ClassNotFoundException with Scalding on Zeppelin managed on YARN

85 views Asked by At

I'm trying to get Scalding working on Zeppelin while using YARN. I followed the steps in the docs here to build the interpreter and set up the classpath override. When I run in local mode, code executes properly. However when I run on my cluster via YARN my jobs fail with:

Error: java.lang.ClassNotFoundException: cascading.CascadingException

or

Error: java.lang.ClassNotFoundException: cascading.tuple.TupleException

What is even stranger to me is that I can go into Zeppelin and execute:

import cascading.tuple.TupleException
import cascading.CascadingException

And both appear to have no problem finding those classes. It is only when I try to actually use scalding (on YARN), like loading data into a typed pipe and dumping that I get the ClassNotFoundException. Any ideas on how to debug or what to fix?

1

There are 1 answers

0
Prasad Wagle On BEST ANSWER

It looks like the cascading jars are not distributed to the YARN cluster. Please add "zeppelin/interpreter/scalding/*" to the args.string property of the scalding interpreter.
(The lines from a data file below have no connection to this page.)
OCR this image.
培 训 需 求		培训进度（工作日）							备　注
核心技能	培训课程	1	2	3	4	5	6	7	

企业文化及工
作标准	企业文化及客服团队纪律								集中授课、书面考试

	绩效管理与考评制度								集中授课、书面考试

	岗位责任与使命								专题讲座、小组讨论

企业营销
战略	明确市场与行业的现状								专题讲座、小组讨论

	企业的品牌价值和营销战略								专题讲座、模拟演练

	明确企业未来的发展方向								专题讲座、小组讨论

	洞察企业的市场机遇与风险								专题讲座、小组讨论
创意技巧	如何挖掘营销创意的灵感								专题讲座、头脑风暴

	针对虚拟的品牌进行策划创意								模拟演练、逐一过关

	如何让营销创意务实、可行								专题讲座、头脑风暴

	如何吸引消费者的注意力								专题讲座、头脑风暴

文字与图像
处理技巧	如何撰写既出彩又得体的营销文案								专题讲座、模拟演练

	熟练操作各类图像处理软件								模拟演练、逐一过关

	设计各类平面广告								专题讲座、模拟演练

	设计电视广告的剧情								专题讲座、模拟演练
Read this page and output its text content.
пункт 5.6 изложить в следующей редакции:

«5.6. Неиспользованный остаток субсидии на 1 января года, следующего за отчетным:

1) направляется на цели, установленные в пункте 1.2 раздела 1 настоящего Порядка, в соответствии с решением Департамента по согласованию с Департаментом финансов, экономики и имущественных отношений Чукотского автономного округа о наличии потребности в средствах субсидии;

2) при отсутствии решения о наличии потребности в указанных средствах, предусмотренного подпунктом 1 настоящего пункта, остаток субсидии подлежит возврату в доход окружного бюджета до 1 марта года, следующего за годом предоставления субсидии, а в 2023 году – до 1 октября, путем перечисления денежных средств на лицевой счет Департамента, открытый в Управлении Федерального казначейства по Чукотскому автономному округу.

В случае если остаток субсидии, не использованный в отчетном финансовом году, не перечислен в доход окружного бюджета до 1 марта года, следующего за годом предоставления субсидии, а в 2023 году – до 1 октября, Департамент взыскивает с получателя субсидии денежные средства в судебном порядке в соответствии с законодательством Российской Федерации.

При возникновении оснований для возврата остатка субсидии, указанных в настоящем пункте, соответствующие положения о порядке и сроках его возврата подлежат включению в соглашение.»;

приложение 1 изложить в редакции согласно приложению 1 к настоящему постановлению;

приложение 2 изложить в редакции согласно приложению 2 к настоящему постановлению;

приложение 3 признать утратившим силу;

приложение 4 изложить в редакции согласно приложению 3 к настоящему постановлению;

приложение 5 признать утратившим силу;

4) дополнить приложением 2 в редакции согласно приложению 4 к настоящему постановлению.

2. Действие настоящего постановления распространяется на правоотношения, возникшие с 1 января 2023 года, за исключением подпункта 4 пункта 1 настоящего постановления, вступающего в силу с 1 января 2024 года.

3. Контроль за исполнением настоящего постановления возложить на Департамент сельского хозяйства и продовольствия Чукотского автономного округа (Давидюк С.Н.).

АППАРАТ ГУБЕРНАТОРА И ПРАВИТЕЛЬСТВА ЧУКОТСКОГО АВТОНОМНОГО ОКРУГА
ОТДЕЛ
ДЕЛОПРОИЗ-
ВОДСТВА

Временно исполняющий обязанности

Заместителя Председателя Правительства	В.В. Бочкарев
Here's the args.string we use:

-libjars /home/zeppelin-user/zeppelin/interpreter/scalding/,/home/zeppelin-user/deploy-bundle-201608111417/libs/ -Dscalding.reducer.estimator.classes=com.twitter.scalding.reducer_estimation.InputSizeReducerEstimator -Delephantbird.use.combine.input.format=true -Delephantbird.combine.split.size=134217728 --hdfs --repl

tmpjars contains jars that are distributed to the YARN cluster. You can see its contents with the command below:

%scalding 
mode.asInstanceOf[Hdfs].conf.get("tmpjars").split(",").foreach(println)